Above you can see how far above the 4900-level indicated by the dotted horizonal papaya line and the last trade on the SPX.

Also well positioned above the ZEGA risk curve.

Rather than breaking down into separate sections like we normally do, safe to say you are just rooting for no extreme moves lower in this final week. Instead, we’ll answer some questions we’ve been getting given where the market is.

Would You Roll the HiPOS Trade Early into a New Position?

Really, it’s the question of since most of the profit has been made (on an unrealized basis as nothing is final until it is), would you close it out early and why or why not?

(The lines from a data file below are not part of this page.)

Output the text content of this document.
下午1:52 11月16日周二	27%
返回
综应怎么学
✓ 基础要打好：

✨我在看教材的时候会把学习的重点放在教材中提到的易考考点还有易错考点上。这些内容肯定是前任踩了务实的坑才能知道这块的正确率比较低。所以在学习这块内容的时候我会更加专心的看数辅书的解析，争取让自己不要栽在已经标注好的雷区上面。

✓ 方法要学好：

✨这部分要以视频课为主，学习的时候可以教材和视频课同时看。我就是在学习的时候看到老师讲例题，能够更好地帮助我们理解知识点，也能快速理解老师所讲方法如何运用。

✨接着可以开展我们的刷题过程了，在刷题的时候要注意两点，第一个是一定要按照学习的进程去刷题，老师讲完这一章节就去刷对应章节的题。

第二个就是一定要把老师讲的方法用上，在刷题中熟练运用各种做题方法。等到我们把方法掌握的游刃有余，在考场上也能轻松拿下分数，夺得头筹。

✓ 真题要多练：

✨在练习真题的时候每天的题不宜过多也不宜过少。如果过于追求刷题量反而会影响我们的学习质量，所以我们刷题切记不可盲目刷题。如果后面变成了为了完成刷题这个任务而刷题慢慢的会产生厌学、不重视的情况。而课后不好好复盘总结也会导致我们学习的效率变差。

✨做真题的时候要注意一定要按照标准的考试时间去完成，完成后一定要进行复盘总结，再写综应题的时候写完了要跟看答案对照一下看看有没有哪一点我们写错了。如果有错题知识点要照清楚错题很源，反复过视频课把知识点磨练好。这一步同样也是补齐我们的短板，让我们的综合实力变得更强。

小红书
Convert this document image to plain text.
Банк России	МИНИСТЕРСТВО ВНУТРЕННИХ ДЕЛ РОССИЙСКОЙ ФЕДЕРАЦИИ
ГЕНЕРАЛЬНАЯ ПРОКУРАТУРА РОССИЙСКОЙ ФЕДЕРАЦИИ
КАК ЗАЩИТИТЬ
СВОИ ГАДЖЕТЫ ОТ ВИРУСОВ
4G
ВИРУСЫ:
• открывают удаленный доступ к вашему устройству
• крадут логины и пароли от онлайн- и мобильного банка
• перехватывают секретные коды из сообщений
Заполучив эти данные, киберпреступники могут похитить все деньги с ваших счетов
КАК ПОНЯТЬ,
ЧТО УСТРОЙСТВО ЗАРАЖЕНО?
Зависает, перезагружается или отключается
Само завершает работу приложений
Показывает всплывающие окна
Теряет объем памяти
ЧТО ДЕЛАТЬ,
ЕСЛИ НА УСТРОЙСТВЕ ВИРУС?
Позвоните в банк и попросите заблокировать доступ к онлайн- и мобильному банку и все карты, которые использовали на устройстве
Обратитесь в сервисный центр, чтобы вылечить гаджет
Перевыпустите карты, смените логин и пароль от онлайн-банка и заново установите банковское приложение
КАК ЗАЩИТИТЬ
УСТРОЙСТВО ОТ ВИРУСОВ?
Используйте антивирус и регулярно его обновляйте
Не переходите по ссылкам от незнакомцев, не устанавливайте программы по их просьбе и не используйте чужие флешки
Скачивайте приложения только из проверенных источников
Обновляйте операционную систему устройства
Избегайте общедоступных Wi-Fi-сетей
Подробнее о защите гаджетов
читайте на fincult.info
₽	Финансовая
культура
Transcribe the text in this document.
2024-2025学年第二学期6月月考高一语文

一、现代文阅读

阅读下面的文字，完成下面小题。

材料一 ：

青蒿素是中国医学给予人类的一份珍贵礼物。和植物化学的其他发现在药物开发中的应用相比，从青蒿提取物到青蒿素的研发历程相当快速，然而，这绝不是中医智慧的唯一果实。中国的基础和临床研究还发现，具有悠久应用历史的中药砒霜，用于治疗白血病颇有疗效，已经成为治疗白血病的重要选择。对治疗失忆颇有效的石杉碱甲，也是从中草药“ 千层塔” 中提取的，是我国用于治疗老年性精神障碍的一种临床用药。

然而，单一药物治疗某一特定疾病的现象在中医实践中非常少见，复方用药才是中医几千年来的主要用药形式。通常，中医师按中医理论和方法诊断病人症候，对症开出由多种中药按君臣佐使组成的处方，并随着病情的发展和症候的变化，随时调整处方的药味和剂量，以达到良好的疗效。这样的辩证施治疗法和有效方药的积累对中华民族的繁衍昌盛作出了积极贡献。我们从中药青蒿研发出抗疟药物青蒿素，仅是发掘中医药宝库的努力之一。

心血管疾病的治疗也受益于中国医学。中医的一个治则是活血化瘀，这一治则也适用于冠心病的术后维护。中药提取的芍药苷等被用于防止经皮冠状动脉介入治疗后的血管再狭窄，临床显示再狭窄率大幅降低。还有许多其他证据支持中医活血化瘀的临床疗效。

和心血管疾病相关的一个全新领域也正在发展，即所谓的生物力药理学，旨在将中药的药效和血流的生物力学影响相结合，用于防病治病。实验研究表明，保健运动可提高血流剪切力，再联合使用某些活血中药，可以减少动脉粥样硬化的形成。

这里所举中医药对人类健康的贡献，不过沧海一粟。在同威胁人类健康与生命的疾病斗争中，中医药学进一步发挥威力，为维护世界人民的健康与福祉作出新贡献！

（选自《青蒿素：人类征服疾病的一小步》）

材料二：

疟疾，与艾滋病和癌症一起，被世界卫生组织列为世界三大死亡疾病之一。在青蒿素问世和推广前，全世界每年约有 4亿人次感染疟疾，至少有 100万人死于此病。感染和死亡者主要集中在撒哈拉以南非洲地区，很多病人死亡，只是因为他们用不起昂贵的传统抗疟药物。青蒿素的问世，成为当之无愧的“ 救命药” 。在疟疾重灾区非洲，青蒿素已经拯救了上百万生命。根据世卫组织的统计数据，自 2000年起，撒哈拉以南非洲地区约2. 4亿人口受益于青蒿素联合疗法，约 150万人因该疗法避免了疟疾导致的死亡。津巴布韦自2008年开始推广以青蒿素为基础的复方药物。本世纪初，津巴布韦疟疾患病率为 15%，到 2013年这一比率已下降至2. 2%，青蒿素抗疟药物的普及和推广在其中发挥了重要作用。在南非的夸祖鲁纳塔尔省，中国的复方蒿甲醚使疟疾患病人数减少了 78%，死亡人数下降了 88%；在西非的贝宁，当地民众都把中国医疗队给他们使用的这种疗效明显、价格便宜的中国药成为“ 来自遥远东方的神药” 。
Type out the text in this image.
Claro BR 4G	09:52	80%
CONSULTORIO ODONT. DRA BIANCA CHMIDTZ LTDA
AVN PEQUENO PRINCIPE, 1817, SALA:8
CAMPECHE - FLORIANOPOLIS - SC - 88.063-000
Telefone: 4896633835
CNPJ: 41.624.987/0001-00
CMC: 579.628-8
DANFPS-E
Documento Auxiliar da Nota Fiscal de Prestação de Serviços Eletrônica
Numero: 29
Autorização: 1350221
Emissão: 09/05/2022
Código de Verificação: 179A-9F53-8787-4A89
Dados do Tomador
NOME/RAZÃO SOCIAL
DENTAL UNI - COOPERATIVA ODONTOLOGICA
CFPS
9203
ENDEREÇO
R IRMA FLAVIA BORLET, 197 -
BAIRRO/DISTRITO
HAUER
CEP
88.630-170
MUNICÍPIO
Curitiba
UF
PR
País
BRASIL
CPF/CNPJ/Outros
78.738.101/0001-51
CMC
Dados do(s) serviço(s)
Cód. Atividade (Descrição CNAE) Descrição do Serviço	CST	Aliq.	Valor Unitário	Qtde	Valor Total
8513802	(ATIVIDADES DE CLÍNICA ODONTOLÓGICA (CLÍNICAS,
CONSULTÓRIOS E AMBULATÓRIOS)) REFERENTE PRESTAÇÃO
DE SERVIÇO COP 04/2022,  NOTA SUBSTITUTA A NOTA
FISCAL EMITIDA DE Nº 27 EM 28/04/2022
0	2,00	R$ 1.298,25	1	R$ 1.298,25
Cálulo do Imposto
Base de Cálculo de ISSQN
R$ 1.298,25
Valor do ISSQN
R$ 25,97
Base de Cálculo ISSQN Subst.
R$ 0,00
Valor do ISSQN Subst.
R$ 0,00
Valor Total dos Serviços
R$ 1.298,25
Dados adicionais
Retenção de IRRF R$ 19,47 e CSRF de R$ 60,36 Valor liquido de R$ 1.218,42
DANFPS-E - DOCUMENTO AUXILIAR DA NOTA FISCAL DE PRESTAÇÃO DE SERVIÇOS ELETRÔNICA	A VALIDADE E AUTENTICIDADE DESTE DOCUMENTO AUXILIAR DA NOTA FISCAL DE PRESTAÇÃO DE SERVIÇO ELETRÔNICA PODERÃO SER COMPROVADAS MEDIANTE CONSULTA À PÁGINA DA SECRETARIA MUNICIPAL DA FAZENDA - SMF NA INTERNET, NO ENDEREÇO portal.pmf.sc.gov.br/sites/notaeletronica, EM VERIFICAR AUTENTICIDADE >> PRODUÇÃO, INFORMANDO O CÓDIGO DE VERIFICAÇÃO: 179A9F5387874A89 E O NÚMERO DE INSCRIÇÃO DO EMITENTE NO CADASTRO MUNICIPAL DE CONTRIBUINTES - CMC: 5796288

While the remaining value of the spread is low, there is still some remaining value and if we were to close it out early, it would eat into the potential profit. As the trade stands now, there is a very high probability of the rest of that credit being realized at expiration. Put another way, we can’t get out of the trade for nothing.

The other aspect is whether there is a compelling trade to go to early, or one that meets all our rules and is enough of a benefit to foregoing whatever remaining profit that can be still earned.

While we don’t divulge our parameters and rules for entry, we didn’t believe there was a compelling enough trade that warranted closing out our existing one early.

That may change, but that is the quick answer.

Will The Next Trade Likely Be on the Call Side or Put Side?

We normally say that each time the trading team is running the calculus on our rules for entry, credit spreads on both the call and put side are evaluated.

The call side also has some additional parameters we look at around all-time highs that may or may not come into play. The resulting position will be what the team feels is the best reward vs risk for you and your clients. Often the put side qualifies while the call side does not. Long time followers of HiPOS are used to put spreads being established more often than the call side.

If we make any adjustments or once a new trade is put on, we’ll come back with an update.